At the end of the selection process, the round twelve DNA was PCR amplified and cloned for analysis. Sequencing reactions were performed with DCTS Quick Start kits (Beckman Coulter) and capillary electrophoresis sequenced with the CEQ 2000XL (Beckman Coulter).
Binding reactions for gel shift assays 6 were performed in 1x selection buffer, 10% glycerol, and a variable concentration of target connected through a biotin link to free streptavidin. The radiolabled RNA concentration was held at a constant value under 1 nM. The RNA was allowed to bind to the target for 30 minutes and then was run on a 10% 100:1 acrylimide:bisacrylamide gel at 200 V for 1 hour. The gel was then developed on a Molecular Devices (Sunnyvale, CA) Phosphourimager.
Sequence Analysis
The sequences of aptamers obtained from the selections show a high degree of conservation (Figure 4). This is most striking in the case of the anti-neomycin aptamer. All sequences viewed contained the same thirty base pair random region. In the case of the other two targets, much of the intra-family sequence was identical. It is interesting to note that the selected sequences display no significant similarity to motifs seen in previously performed selections by other researchers. 5,7,8
Aptamer sequences. Static regions appear in gray. Random regions are black. Conserved random regions are shown in similar colors.
Possible secondary structures of the sequences were determined using the Zucker Mfold web server. 9 Three representative structures can be seen in Figure 5.
Representative RNA aptamer secondary structures motifs from Mfold server. Blue dots are U-A bonds and U-G wobbles. Red dots are G-C bonds. Arrows denote the start and end of the random region.
Binding Strength
Preliminary results from gel shift assays suggest that the Kd values for the selected aptamers lie under 1 μM (Figure 6).
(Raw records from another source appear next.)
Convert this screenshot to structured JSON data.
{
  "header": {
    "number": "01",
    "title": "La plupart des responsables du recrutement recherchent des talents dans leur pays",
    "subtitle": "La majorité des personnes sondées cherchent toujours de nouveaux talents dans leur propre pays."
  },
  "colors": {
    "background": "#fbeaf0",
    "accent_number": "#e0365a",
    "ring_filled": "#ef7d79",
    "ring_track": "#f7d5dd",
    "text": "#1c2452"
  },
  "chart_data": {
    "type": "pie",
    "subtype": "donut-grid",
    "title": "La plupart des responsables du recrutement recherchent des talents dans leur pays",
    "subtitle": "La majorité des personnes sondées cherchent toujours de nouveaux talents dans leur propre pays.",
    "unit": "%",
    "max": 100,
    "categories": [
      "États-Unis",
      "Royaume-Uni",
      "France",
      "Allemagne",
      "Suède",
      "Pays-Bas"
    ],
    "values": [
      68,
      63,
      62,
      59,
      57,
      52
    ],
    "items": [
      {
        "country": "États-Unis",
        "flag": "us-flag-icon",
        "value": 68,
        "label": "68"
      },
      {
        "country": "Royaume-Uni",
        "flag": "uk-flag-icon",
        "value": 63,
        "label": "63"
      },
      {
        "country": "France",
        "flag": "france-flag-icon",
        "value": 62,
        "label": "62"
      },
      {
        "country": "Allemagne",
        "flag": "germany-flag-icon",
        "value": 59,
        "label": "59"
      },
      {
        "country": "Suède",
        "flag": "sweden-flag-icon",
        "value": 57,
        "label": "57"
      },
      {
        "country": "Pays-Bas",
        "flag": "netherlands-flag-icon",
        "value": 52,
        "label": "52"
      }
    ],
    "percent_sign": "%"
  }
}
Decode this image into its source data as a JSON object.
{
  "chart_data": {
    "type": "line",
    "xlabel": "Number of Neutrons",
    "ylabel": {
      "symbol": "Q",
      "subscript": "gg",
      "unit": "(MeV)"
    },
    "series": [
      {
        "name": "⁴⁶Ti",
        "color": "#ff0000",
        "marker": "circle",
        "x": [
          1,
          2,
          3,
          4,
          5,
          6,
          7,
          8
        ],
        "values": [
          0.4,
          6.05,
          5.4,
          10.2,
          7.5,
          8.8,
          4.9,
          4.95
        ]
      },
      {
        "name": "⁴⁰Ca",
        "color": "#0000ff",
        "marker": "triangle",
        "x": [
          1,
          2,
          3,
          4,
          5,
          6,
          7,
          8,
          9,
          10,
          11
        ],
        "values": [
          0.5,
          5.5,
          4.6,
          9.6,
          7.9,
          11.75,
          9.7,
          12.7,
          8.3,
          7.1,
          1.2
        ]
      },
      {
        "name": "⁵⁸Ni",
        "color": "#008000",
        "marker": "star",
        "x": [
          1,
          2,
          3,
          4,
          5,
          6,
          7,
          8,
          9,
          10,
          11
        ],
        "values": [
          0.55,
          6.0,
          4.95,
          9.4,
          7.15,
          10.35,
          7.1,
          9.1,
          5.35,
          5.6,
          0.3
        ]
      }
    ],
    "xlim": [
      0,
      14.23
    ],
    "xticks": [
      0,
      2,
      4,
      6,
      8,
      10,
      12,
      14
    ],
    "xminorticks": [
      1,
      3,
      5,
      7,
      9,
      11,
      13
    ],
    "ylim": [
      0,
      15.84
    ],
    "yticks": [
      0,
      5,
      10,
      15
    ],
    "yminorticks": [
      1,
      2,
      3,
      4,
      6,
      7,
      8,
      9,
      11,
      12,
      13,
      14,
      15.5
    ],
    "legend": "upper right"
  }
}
The aptamer against neomycin appears to have a Kd value in the lower range of the nanomolar scale. The KANR12CA clone has a dissociation constant in the range of 10–30 nM. Three species of aptamer against tobramycin have been tested for binding affinity. TOBR12CA has an apparent Kd of 30–100 nM. TOBR12CB and TOBR12CC seem to possess a Kd value of around 100 nM. Further planned tests will more precisely locate the dissociation constants of these as well as the as yet untested aptamers. We also intend to examine the cross reactivity of the aptamers when introduced to similar targets.
Selected aptamer dissociation constants.
CONCLUSIONS
We have developed an in vitro selection method for discovering aptamers against low molecular weight targets that in some cases selects stronger binders than published selections against identical targets.
We are continuing to examine the binding character of the selected aptamers. We plan next to select aptamers against molecules of higher interest, including diagnostically important molecules such as neurotransmitters and narcotic drugs.
Acknowledgments
This work was supported by National Science Foundation EIA-0218447.